Notes:
"Known as both Blaincroft and Maple Hall, was built circa 1887 on a lot originally owned by beverage merchant Dugald Brown. It is situated in the historic precinct encompassing Bethune Memorial House (#16), just over the fence, and Finch House (#14) across the street. It is a one and a half storey Victorian cottage of restrained Gothic Revival style. Entrepreneur David LaFranier paid $1,100 for the property in 1896 after his hotel Fraser House was destroyed in the Great Fire of 1887. In 1912, J.J. McNabb, an accountant for the Mickle Dyment Lumber Company, acquired the residence. Frederick Freeman, a barber who had fought with the Canadian Expeditionary Force in World War I, bought the property in 1939 and renamed it Maple Hall. This coincided with his appointment as postmaster of Gravenhurst, a position he held until 1962. It remained in the Freeman family until 1991 when it was bought by Andrew Griffith who with his wife operated it as a Bed and Breakfast. LaFranier House continues to operate as such under owners Marsha and Bryan Blain, who acquired it in 2002."

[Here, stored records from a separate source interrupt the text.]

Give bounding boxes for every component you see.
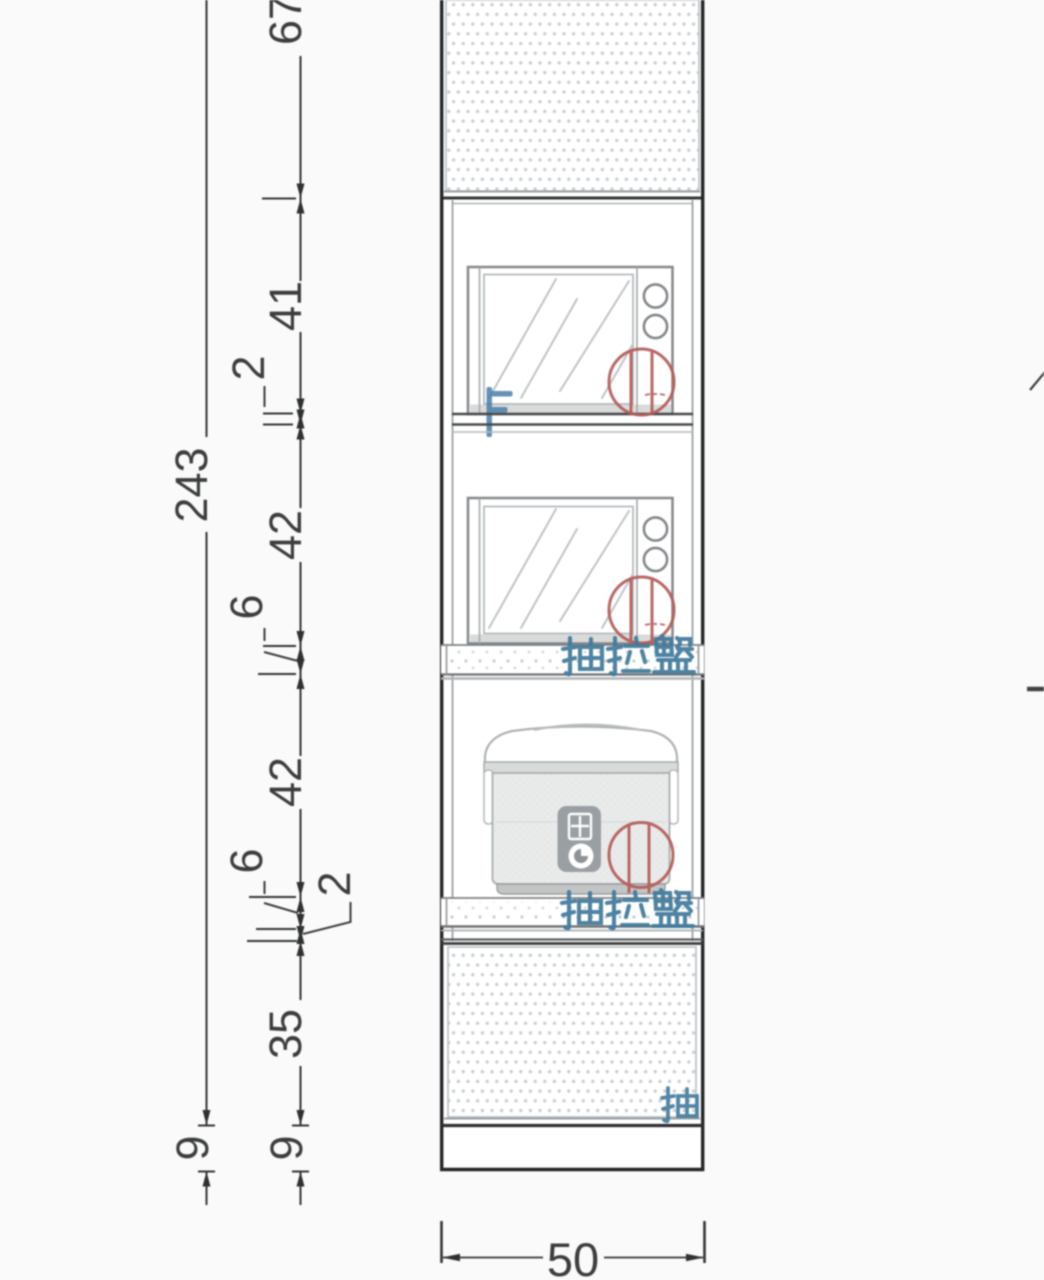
svg-text:50: 50 — [547, 1233, 599, 1280]
svg-text:6: 6 — [221, 848, 272, 873]
svg-text:42: 42 — [260, 510, 311, 560]
svg-text:41: 41 — [260, 281, 311, 331]
svg-text:6: 6 — [221, 594, 272, 619]
svg-text:67: 67 — [260, 0, 311, 45]
svg-text:243: 243 — [166, 447, 217, 522]
svg-text:42: 42 — [260, 757, 311, 807]
svg-text:2: 2 — [223, 355, 274, 380]
svg-text:9: 9 — [261, 1135, 312, 1160]
svg-text:35: 35 — [260, 1009, 311, 1059]
svg-text:2: 2 — [309, 871, 360, 896]
svg-text:9: 9 — [167, 1135, 218, 1160]
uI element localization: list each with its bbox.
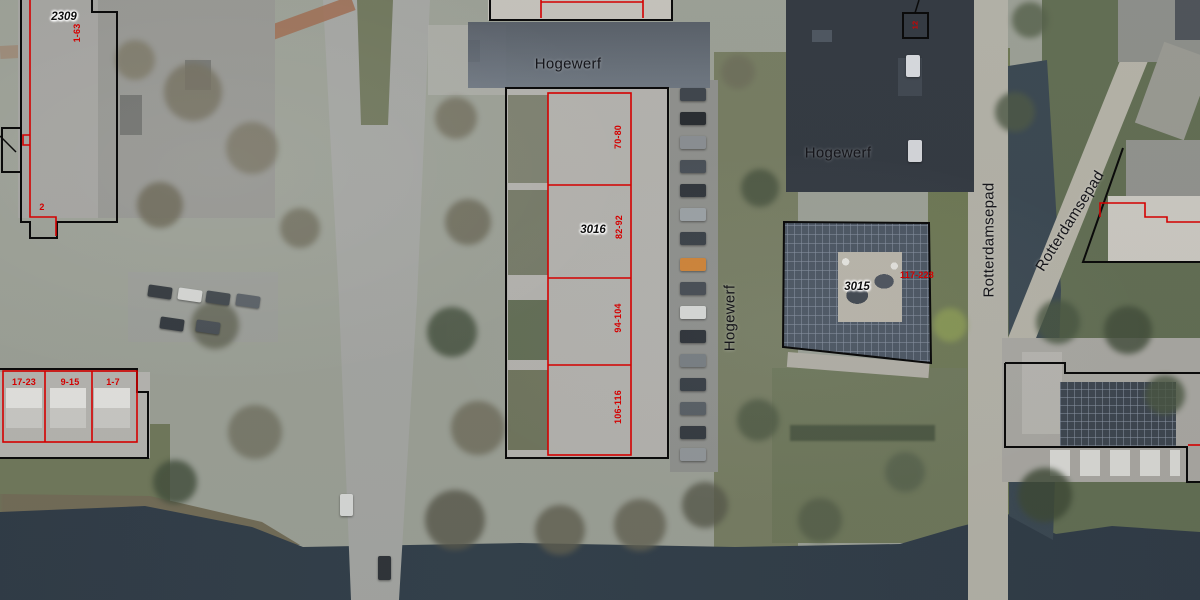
- street-label-rotterdamsepad-west: Rotterdamsepad: [981, 182, 998, 297]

Blaincroft bed and breakfast is a two storey, rectangular construction with a steep pitch Dutch hip roof; steep center gables on the east, west, and south elevations; clapboard
siding; verandah spaning the south and west elevations; and a single door entrance on the south elevation offset to the west side with a transom and sidelights. There is a
flat-headed window underneath each centre gable on the second storey and paired flat-headed windows to the right of the main entrance on the first storey. There is a one storey garage addtion to the south end of the east elevation with a hip roof, board and batten siding, a garage door to the west side of the south elevation, and a single-door entrance to the east side of the south elevation.